Le Festival « Danse Danse » s’ est transporté ce soir dans la salle de théâtre de l’Institut français du Tchad, un petit théâtre de 250 places à ciel ouvert. L’entrée est d’un prix symbolique et on ne retrouve pas la foule bruyante de l’autre immense espace en plein air du festival. C’est la compagnie Sabots du vent qui ouvre la soirée avec Les Déplacés, un spectacle d’ une vingtaine de minutes du chorégraphe Yaya Sarria. Celui-ci fait partie de la bande des trois Tchadiens en vue de la danse à N’Djamena : Taïgue, Hyacinthe, Yaya. Difficile de déchiffrer l’enjeu de ce spectacle dont l’intimité recherchée a conduit le régisseur lumière à nous plonger dans une obscurité impossible pour les regardeurs. Les amitiés amoureuses entre une femme blanche et une femme noire, puis un second duo entre deux hommes méritaient certainement mieux que ça.
C’est la Cie Karembastudios du Mali qui leur succède avec Les Sorciers, une pièce qui a déjà tourné en Afrique. Cinq interprètes se confrontent physiquement avec violence à des forces telluriques inconnues, aux orages musicaux d’une symphonie fracassante, à une sauvagerie issue des zones les plus obscures de notre humanité… quand apparaît le flûtiste Cheik Diallo dansant comme Krishna avec une grâce et une délicatesse qui vont apaiser les tempêtes. Tout cela peut sembler parfois un peu cliché, mais le spectacle finit par être envoûtant.
Diallo restera comme l’un des magiciens de ce festival qui, à la première apparition sur scène, amène le silence dans le public et l’embarque avec lui. Il chantonne et pousse des cris, parle tout en jouant de sa flûte et danse comme un félin : séduire l’autre, faire naître son désir… comme aux premiers jours de la danse et de la musique. Et ça marche très fort ! Cette petite bande fait partie des complices de Kettly Noel qui maintient à vif son centre de danse de Bamako.

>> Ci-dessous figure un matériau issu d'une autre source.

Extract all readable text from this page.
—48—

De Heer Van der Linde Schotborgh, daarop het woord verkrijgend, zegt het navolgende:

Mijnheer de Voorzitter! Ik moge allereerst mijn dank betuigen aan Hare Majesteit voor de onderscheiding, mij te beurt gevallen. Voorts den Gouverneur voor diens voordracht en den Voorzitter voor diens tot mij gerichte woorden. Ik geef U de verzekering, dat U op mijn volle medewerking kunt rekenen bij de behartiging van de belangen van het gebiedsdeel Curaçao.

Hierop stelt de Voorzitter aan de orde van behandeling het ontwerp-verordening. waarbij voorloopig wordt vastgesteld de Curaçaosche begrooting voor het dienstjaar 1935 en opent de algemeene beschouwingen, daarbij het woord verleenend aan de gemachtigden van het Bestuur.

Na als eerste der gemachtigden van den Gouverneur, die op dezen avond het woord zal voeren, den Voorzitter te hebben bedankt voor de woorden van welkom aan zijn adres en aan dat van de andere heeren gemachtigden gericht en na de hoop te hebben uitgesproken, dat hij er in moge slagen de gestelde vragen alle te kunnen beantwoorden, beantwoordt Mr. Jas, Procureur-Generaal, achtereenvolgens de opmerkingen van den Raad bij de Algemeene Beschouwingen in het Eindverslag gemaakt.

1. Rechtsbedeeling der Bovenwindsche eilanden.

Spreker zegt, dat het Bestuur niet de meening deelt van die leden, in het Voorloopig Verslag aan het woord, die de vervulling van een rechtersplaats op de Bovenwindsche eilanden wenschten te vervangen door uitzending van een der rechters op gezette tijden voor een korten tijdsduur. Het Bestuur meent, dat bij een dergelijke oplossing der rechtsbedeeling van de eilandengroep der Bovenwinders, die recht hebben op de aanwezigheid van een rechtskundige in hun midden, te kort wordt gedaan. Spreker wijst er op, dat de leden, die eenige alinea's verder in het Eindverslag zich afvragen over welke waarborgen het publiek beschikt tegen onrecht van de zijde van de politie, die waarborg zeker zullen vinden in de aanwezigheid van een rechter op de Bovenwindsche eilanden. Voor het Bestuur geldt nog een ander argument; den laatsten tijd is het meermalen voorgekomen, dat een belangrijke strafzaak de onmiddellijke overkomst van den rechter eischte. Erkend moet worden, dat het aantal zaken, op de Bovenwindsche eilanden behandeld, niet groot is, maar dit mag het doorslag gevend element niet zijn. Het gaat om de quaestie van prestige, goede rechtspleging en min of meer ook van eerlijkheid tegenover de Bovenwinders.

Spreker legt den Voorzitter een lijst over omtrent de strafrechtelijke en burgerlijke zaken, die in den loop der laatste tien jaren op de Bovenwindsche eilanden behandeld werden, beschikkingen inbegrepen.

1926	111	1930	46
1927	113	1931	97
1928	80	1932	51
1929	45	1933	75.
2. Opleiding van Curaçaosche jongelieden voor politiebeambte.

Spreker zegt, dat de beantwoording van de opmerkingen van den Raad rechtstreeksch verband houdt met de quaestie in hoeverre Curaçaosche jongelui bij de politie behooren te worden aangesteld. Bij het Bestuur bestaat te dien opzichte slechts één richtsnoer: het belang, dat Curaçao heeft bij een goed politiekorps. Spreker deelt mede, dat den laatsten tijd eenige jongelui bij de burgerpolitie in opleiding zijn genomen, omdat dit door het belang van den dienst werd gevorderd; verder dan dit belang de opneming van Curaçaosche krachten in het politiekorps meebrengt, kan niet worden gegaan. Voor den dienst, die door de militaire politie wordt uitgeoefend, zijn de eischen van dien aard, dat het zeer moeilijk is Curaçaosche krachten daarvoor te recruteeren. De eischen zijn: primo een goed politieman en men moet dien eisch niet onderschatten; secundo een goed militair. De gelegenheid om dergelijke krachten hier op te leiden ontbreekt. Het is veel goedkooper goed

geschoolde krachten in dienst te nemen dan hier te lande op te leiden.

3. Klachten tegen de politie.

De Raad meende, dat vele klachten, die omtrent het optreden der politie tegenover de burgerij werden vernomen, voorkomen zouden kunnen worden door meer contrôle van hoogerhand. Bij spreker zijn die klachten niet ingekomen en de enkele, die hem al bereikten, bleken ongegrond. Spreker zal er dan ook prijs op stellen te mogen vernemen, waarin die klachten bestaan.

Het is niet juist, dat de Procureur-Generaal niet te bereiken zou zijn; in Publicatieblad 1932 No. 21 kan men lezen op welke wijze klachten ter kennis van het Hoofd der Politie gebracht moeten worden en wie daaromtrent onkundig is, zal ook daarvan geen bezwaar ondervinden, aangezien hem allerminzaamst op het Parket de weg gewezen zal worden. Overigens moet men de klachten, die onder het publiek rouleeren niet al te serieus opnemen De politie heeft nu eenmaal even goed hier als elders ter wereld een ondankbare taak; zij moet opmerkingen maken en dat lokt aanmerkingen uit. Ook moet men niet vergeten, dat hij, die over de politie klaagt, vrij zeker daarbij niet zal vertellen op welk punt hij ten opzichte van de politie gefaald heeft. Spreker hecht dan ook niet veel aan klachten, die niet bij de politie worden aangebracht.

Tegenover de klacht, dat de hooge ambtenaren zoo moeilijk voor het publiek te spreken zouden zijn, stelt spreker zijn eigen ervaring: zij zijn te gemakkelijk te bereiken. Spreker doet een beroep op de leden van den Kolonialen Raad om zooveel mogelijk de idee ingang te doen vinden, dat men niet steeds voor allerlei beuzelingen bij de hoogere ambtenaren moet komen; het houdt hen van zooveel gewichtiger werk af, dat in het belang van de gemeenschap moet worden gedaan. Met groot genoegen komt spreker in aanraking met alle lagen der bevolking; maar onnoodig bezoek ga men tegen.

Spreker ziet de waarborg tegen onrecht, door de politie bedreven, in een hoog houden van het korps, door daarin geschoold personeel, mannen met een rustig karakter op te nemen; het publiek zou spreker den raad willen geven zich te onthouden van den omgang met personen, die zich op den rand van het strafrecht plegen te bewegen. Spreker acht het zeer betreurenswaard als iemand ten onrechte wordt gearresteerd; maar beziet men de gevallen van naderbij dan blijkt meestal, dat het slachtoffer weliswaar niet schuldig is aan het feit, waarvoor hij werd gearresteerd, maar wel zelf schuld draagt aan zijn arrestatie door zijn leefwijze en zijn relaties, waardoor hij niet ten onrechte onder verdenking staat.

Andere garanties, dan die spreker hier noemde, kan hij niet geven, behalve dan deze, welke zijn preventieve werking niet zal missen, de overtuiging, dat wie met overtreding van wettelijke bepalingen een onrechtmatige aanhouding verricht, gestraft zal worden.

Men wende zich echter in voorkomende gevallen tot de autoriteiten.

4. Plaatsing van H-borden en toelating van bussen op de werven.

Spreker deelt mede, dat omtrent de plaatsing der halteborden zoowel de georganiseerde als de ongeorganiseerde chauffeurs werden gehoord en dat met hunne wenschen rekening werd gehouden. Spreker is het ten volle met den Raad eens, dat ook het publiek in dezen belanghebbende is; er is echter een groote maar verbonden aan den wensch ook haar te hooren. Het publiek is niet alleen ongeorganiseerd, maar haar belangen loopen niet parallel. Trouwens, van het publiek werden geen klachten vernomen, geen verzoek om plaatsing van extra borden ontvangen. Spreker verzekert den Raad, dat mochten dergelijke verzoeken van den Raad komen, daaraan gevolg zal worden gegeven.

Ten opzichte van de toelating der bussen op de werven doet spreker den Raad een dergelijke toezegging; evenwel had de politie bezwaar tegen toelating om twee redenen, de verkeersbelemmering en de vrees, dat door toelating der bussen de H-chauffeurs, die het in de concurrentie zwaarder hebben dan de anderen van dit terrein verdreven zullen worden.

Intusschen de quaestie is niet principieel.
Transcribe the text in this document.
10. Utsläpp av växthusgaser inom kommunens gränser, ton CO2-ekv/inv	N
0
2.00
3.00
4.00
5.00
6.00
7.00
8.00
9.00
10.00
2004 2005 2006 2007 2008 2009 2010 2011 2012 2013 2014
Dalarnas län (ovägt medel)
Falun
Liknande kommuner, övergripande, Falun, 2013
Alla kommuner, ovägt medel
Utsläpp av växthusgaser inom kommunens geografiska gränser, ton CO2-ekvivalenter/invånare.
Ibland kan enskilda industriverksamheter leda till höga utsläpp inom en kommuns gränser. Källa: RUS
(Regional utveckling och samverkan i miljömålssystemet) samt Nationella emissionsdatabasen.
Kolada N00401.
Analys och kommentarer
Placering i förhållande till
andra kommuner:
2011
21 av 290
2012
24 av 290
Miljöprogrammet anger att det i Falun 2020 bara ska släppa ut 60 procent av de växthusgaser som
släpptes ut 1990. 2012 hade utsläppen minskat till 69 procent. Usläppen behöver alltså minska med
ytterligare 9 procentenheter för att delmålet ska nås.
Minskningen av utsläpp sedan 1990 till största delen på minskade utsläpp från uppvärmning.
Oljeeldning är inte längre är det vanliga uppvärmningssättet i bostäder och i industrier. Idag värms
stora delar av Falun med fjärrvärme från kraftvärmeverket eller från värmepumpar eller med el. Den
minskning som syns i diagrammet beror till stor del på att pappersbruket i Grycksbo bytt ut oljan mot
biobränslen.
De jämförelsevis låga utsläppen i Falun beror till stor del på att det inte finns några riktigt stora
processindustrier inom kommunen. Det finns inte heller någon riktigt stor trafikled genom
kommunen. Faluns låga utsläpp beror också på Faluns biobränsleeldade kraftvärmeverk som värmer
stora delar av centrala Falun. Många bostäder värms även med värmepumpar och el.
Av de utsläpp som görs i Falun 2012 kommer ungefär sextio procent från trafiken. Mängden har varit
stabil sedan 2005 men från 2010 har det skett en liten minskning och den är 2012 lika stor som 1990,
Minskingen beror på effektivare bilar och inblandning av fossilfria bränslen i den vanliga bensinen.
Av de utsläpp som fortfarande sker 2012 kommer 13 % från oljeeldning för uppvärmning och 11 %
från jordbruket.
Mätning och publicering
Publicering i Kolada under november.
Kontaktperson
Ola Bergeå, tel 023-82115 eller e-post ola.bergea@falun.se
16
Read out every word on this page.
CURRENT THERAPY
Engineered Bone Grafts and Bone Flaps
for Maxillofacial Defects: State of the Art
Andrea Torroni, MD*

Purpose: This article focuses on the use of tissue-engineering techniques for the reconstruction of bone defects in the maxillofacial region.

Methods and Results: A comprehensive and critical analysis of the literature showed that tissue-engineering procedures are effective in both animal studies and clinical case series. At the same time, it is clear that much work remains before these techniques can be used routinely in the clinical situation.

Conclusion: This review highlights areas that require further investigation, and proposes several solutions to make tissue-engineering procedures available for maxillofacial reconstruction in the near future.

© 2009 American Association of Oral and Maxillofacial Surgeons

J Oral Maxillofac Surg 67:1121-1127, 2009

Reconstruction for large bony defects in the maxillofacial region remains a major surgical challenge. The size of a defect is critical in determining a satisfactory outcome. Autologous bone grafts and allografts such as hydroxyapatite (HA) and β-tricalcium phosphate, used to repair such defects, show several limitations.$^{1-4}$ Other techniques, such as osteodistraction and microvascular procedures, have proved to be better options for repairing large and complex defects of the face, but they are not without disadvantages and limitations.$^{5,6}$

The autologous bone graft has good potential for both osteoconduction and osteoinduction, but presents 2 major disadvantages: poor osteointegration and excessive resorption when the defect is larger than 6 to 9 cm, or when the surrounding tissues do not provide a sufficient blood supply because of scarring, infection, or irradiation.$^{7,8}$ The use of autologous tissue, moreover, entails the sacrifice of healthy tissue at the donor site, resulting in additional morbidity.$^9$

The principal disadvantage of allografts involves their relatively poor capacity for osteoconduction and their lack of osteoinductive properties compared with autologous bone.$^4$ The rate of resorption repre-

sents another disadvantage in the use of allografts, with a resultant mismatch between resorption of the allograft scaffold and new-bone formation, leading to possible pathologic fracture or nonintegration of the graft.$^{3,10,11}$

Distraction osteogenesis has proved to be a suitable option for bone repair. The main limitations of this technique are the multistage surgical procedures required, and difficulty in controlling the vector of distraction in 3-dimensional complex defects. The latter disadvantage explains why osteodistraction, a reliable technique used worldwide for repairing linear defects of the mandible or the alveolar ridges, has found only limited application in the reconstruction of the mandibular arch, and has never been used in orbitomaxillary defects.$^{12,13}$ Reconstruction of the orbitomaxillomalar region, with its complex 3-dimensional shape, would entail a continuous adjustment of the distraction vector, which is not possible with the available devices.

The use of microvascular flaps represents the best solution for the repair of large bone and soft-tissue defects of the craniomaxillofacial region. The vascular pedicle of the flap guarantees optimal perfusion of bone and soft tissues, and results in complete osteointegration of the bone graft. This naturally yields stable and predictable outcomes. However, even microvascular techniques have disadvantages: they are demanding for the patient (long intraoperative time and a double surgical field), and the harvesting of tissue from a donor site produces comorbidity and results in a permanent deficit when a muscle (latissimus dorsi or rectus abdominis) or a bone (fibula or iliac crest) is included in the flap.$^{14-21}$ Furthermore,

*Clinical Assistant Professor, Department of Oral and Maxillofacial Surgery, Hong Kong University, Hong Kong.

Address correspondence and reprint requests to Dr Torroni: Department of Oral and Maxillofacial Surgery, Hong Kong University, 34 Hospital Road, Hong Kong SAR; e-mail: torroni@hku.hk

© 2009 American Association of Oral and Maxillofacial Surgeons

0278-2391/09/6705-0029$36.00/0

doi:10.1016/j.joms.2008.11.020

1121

Retour dans la nuit au théâtre de plein air et à ses guinguettes. Acrobates et rappeurs se succèdent. L’aire du théâtre communique avec un espace symétrique où se déroule la fête d’un mariage musulman digne des mille et une nuits. Des centaines de convives, les hommes tout en blanc avec de hauts turbans, les femmes en robes longues éclatantes de couleurs, belles à couper le souffle, un rituel très ordonné avec deux ethnies présentes autour du trône des mariés, une débauche d’argent impressionnante que les convives symbolisent en jetant en l’air des poignées de billets de banque …. l’impression de se confronter à la beauté et à la puissance des seigneurs. L’espace du spectacle et ses rappeurs d’un côté, celui de la cérémonie musulmane de l’autre, comme deux pays sous un même nom, le Tchad.